Los cubanos les dirán que el punto de no retorno es ese mismo acto de “cruzar el charco”, dejar su país, cruzar un mar que para los venezolanos es incluso mayor.

Les puedo asegurar que luchar por la patria desde el exilio, y ganar, no es posible. No se engañen. Si se asientan en este país absorbente, pueden convertirse en miembro de una causa que se convierte en una industria local y tema de campañas políticas locales y discusiones en los medios, pero eso nunca conseguirá la libertad de Venezuela.

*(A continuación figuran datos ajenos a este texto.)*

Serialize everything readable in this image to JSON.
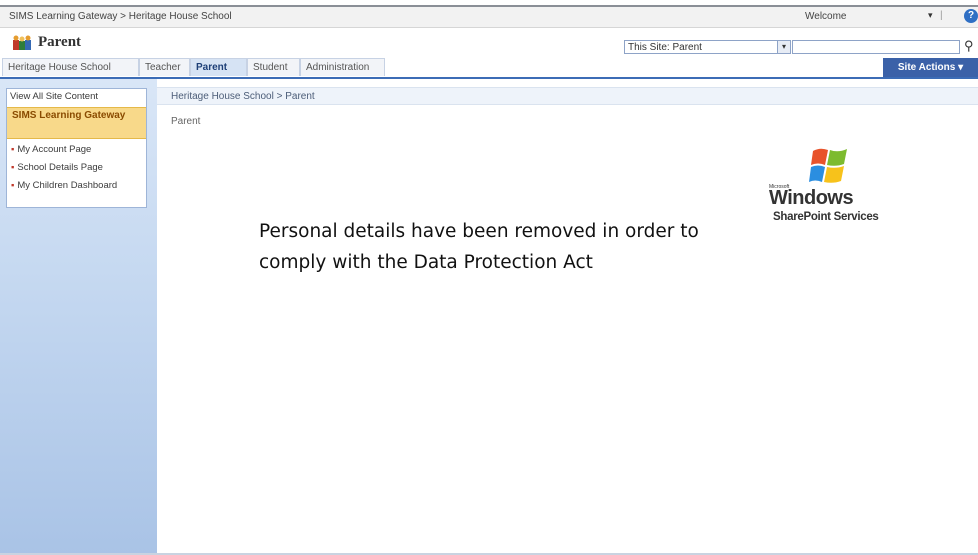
{
  "global": {
    "breadcrumb": "SIMS Learning Gateway > Heritage House School",
    "welcome": "Welcome",
    "welcome_dropdown": "▾",
    "separator": "|",
    "help_icon": "help-icon"
  },
  "site": {
    "title": "Parent",
    "icon": "site-icon"
  },
  "search": {
    "scope": "This Site: Parent",
    "scope_arrow": "▾",
    "placeholder": "",
    "icon": "⚲"
  },
  "tabs": [
    {
      "label": "Heritage House School",
      "active": false
    },
    {
      "label": "Teacher",
      "active": false
    },
    {
      "label": "Parent",
      "active": true
    },
    {
      "label": "Student",
      "active": false
    },
    {
      "label": "Administration",
      "active": false
    }
  ],
  "site_actions": "Site Actions ▾",
  "leftnav": {
    "view_all": "View All Site Content",
    "heading": "SIMS Learning Gateway",
    "items": [
      {
        "label": "My Account Page"
      },
      {
        "label": "School Details Page"
      },
      {
        "label": "My Children Dashboard"
      }
    ]
  },
  "main": {
    "breadcrumb": "Heritage House School > Parent",
    "page_title": "Parent",
    "notice": "Personal details have been removed in order to comply with the Data Protection Act"
  },
  "logo": {
    "microsoft": "Microsoft",
    "windows": "Windows",
    "product": "SharePoint Services"
  },
  "colors": {
    "accent": "#3b61a8",
    "nav_heading_bg": "#f8d98a",
    "nav_bullet": "#c0392b"
  }
}
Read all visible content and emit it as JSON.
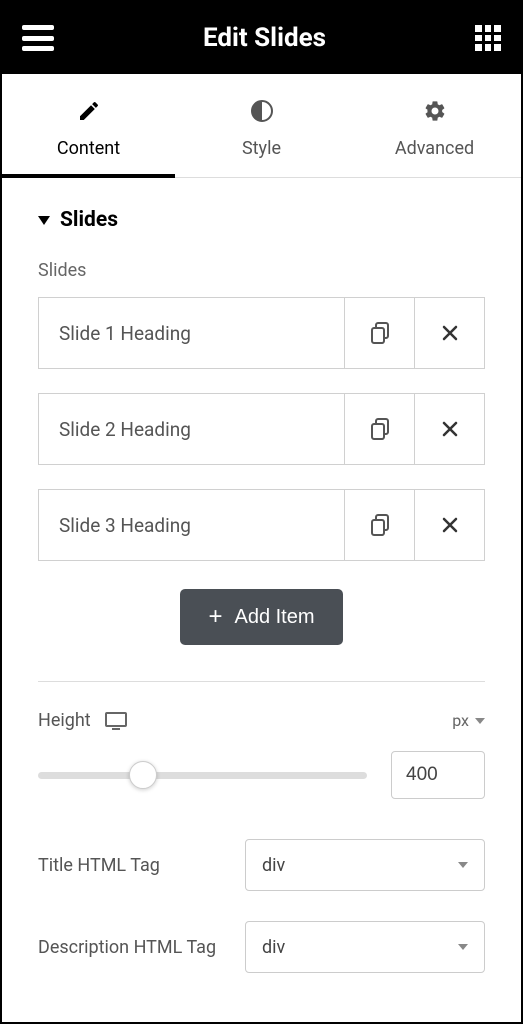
{
  "header": {
    "title": "Edit Slides"
  },
  "tabs": [
    {
      "label": "Content",
      "active": true
    },
    {
      "label": "Style",
      "active": false
    },
    {
      "label": "Advanced",
      "active": false
    }
  ],
  "section": {
    "title": "Slides",
    "items_label": "Slides",
    "items": [
      {
        "title": "Slide 1 Heading"
      },
      {
        "title": "Slide 2 Heading"
      },
      {
        "title": "Slide 3 Heading"
      }
    ],
    "add_label": "Add Item"
  },
  "height": {
    "label": "Height",
    "unit": "px",
    "value": "400"
  },
  "title_tag": {
    "label": "Title HTML Tag",
    "value": "div"
  },
  "description_tag": {
    "label": "Description HTML Tag",
    "value": "div"
  }
}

Dejar atrás el país cambia también las cosas para los que se van y los que se quedan. Los que se van lo pierden todo, incluida la identidad, y eso es importante. La pueden traer en la maleta, como dijo conmovedoramente Willy Chirino en una canción, pero esa identidad tiene fecha de vencimiento. Prepárense para vivir en un país que, no importa cómo expresen su gratitud, les dice constantemente que no es suyo. Prepárense para envejecer rodeados de nietos y bisnietos que no hablan español y que no tienen idea de esa tristeza permanente que llevan en el alma.

El TPS es una asistencia útil para las víctimas de situaciones extraordinarias y debe ofrecerse a los venezolanos que están en Estados Unidos mientras Maduro se aferra tercamente al poder y genera más caos. Pero si el TPS provoca una estampida, esa protección cortará como un cuchillo afilado algo mucho más valioso.

Abandonar el campo de batalla es regalarlo al opresor. Si lo que los venezolanos quieren es democracia, deben quedarse en Venezuela y luchar por ella.